Les employeurs rejettent le tiers des candidats en raison de leurs références

Connaissez-vous bien les personnes à qui vous demandez d’être vos références professionnelles? Il s’avère qu’un nombre étonnamment élevé d’entre nous choisissons mal nos références et que cela nous coûte des occasions d’emploi.

Telles sont les conclusions d’un nouveau rapport publié par les experts en dotation de Robert Half. Le sondage mené auprès de plus de 600 cadres supérieurs au Canada a révélé qu’environ le tiers des candidats (32 %) ne sont pas pris en considération pour un poste en raison de ce que disent leurs références.

Donc, le tiers des candidats, après avoir passé les étapes de la présélection et de l’entrevue, alors qu’ils en sont aux dernières étapes du processus d’embauche – perdent des occasions emplois en raison de leurs références.

Ne laissez pas cela vous arriver. La vérification des références aide les employeurs à avoir une meilleure idée de la pertinence de votre candidature, tant sur le plan des compétences et de l’expérience que sur le plan de la culture du milieu de travail. Plus précisément, les cadres supérieurs interrogés ont dit qu’ils voulaient surtout avoir un aperçu des forces et des faiblesses du candidat et une description de leurs responsabilités professionnelles et de leur expérience de travail antérieures.

Ainsi, avant de remettre les noms et coordonnées de vos anciens superviseurs, assurez-vous qu’ils sont prêts à parler en bien de vos talents et de votre éthique de travail.

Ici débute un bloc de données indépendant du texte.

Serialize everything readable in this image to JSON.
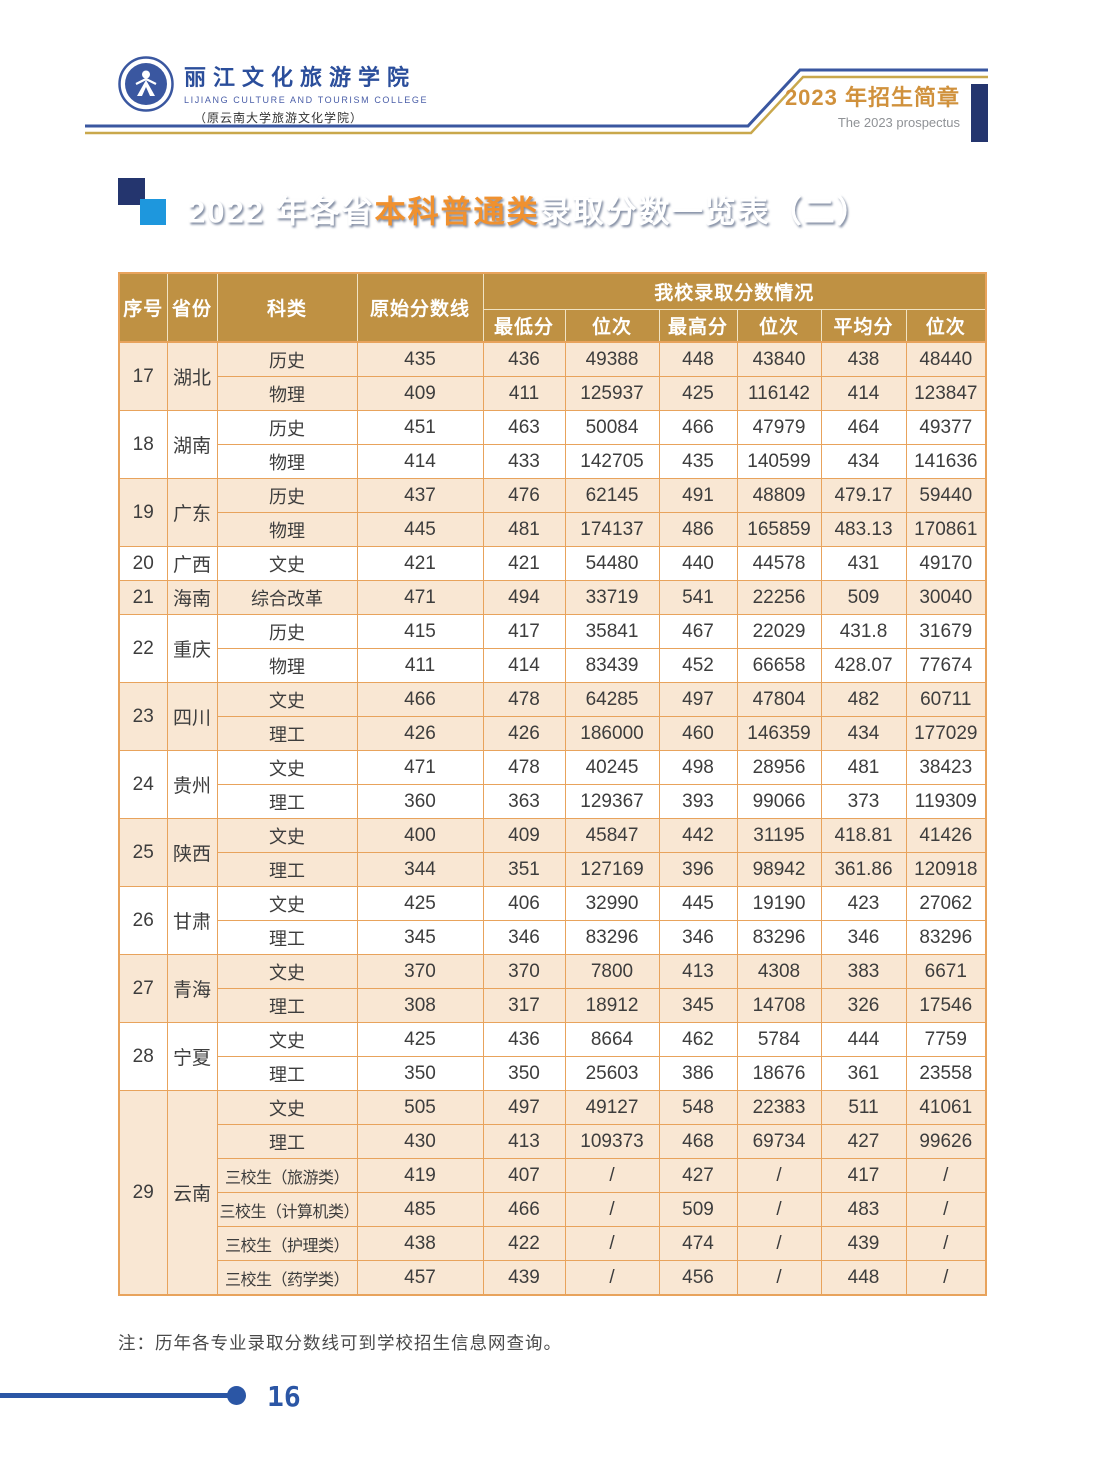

“Pendant le processus d’embauche, la vérification des références peut accroître ou réduire vos chances de décrocher un emploi”, a déclaré David King, président d’Accountemps au Canada. “Il est essentiel de donner un préavis suffisant à ses références et de s’assurer d’obtenir un appui positif qui aura un impact positif sur votre candidature.

Ce que les employeurs cherchent vraiment à savoir dans le cadre de la vérification des références

Pour aider vos références à se préparer à l’appel, assurez-vous qu’elles sont prêtes à discuter des questions clés qui comptent pour les employeurs. Voici ce que les participants au sondage ont dit rechercher.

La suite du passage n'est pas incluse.